Au moins 50 organisations de la société civile vénézuélienne ont demandé ce lundi au secrétaire général des Nations Unies (ONU), Antonio Guterres, une « diplomatie plus efficace » et la réorientation du travail vers le Venezuela.
Les organisations ont averti que les actions de l’ONU au Venezuela doivent viser à « garantir le plus haut niveau de jouissance des droits pour tous » et ont rappelé que, bien qu’elles se soient adressées au Secrétariat pour exprimer des préoccupations spécifiques concernant les actions de l’organisation face à la crise vénézuélienne, « la réponse a été tardive. »
« Leurs efforts d’assistance et de protection doivent se concentrer d’abord sur la population et doivent encourager la recherche de justice pour les victimes de graves violations des droits humains.
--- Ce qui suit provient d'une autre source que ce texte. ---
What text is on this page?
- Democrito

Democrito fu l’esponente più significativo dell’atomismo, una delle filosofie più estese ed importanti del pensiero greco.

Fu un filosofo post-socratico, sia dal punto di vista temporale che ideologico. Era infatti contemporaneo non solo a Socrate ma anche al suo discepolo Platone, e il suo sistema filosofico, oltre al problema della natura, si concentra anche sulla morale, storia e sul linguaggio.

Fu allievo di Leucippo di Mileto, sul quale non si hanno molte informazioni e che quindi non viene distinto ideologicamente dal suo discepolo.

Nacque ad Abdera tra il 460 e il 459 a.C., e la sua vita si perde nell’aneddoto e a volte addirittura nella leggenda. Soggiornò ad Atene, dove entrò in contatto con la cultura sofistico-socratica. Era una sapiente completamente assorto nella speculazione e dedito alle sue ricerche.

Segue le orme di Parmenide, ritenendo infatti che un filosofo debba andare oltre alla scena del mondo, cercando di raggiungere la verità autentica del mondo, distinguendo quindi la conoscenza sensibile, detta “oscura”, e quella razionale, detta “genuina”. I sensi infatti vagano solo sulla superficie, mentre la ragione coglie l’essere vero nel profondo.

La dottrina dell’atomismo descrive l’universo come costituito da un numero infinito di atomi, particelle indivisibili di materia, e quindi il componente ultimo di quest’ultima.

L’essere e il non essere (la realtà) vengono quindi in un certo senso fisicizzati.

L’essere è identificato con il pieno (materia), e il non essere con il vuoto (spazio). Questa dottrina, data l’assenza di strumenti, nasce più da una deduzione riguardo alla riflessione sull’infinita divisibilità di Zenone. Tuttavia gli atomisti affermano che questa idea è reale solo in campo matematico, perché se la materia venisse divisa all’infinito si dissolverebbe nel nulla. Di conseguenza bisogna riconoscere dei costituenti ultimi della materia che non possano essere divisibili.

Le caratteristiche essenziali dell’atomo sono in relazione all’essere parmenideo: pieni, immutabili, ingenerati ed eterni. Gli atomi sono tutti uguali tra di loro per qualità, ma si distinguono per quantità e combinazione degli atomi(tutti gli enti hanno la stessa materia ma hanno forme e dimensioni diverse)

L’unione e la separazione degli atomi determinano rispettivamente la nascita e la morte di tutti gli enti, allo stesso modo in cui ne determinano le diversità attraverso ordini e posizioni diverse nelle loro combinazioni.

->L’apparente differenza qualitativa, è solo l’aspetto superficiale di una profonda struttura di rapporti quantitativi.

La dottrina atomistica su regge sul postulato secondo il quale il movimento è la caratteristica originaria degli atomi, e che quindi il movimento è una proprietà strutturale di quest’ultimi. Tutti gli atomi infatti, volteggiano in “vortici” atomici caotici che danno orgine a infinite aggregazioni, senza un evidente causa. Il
Pour réaliser ces aspirations, une diplomatie efficace et coordonnée de la part de l’organisation est nécessaire », souligne une lettre envoyée lundi à Guterres, à l’occasion du 75e anniversaire de la Déclaration universelle des droits de l’homme.
Pour les représentants des organisations de défense des droits fondamentaux qui signent la lettre, l’État vénézuélien « est en défaut » envers le système des Nations Unies et envers le respect de ses organisations internationales. En ce sens, ils remettent en question le fait que, dans les forums intergouvernementaux, le discours soit « installé » selon lequel l’État progresse dans divers domaines, y compris
«La politique d' »ambiguïté constructive » appliquée dans le travail de l’ONU au Venezuela, basée sur la nécessité prépondérante de maintenir des relations amicales avec différentes entités gouvernementales, a compromis la crédibilité de l’information publiée, l’indépendance avec laquelle l’organisation « il peut se prononcer dans certaines situations, voire même l’accomplissement du mandat de certains mécanismes », poursuit le texte.
De l’avis des ONG, la participation de l’État aux instances multilatérales et la présence des agences des Nations Unies sur le terrain devraient accroître la surveillance des normes internationales en matière de droits de l’homme et le respect « de bonne foi » des obligations.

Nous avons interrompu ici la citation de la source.